Above the din of the burning pigs, I could hear the trees begin to burn. Those ancient oaks swaying violently as their branches scratched together like antlers of bucks fighting to the death. I looked up, and the trees bent and bowed as they began to burn.
The fire stretched from the pigpen to the base of Comanche. The trunk browned then blacked and popped embers as the fire licked up its branches. In less than a minute, the flames had clawed its way to the top and spread to Apache and Cherokee. The fireball was the size of a New York skyscraper.
I didn't try to run. When Grandpa came, I offered no explanation. I just sat there, eyes wide, as Jacob smoked Indian-style and leered. A single pillar of black smoke stretched from the blaze ten thousand feet into the sky. It was as if the arm of the devil reached out of hell to claw hands at the heavens above.
The grandparents committed Jacob to a mental hospital the very next day. There was no goodbye, no explanation. Just a silent sendoff that served as an acknowledgment of their fear of Jacob. He had progressively gotten worse. He had gone from general physical abuse to vandalization to animal torture to full-scale slaughter.
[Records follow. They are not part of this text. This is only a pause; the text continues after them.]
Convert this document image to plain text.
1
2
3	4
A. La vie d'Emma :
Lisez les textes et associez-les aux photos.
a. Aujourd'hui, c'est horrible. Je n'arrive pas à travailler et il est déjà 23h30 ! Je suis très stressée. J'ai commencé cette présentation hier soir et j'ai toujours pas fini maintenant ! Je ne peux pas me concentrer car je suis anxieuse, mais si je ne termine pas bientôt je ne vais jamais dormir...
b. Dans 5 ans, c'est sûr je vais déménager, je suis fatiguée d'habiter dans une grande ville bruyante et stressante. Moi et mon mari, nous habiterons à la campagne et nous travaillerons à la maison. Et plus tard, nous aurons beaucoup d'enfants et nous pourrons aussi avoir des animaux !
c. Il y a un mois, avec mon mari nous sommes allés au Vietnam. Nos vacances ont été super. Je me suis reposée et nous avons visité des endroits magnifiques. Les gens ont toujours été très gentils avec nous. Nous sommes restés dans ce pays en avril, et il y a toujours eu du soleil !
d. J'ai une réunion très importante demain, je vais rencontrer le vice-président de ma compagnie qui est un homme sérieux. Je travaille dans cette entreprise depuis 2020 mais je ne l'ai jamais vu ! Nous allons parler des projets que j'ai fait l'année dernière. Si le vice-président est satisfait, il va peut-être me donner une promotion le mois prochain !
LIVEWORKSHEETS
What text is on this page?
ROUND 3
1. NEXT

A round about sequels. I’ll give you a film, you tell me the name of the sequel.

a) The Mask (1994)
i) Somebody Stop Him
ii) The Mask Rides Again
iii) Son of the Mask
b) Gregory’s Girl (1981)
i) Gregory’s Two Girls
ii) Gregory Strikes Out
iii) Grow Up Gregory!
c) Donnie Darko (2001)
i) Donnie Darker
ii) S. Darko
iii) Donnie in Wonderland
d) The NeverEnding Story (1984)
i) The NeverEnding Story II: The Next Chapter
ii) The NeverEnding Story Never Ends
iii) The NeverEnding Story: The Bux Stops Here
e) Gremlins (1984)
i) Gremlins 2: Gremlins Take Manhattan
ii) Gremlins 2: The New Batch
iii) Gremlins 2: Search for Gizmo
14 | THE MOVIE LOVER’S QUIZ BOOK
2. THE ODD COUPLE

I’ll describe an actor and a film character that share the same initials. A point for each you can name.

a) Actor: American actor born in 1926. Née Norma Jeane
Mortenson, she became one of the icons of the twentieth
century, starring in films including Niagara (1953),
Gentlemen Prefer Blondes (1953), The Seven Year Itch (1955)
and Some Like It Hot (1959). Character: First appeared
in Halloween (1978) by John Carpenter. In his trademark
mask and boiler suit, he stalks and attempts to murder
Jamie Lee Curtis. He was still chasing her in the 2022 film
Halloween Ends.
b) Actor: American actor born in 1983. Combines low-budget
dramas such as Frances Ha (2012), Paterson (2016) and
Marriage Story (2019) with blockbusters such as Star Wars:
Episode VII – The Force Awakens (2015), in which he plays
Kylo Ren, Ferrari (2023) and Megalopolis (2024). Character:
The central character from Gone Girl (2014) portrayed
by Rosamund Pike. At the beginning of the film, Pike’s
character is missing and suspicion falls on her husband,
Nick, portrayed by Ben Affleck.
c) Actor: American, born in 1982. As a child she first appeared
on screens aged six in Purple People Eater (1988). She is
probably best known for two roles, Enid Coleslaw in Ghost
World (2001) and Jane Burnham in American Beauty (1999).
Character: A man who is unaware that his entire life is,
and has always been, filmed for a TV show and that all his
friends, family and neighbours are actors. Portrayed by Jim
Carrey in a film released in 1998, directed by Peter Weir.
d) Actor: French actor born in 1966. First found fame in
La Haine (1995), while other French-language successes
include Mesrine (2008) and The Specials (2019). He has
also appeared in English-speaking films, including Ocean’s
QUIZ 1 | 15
In this linear progression, animals wouldn’t hold his attention much longer.
Looking back after all these years, I see that Grandma was right. Even a person as fuck-snap crazy as Jacob did have a purpose. There was a world where a kid that relished fear would have value. I didn’t know it then, but that world—with its suffocating nights and roving killing herds—had started to develop all around me. The seeds of the apocalypse had just sprouted, and addled roots of the dead oaks had just broken through the soil.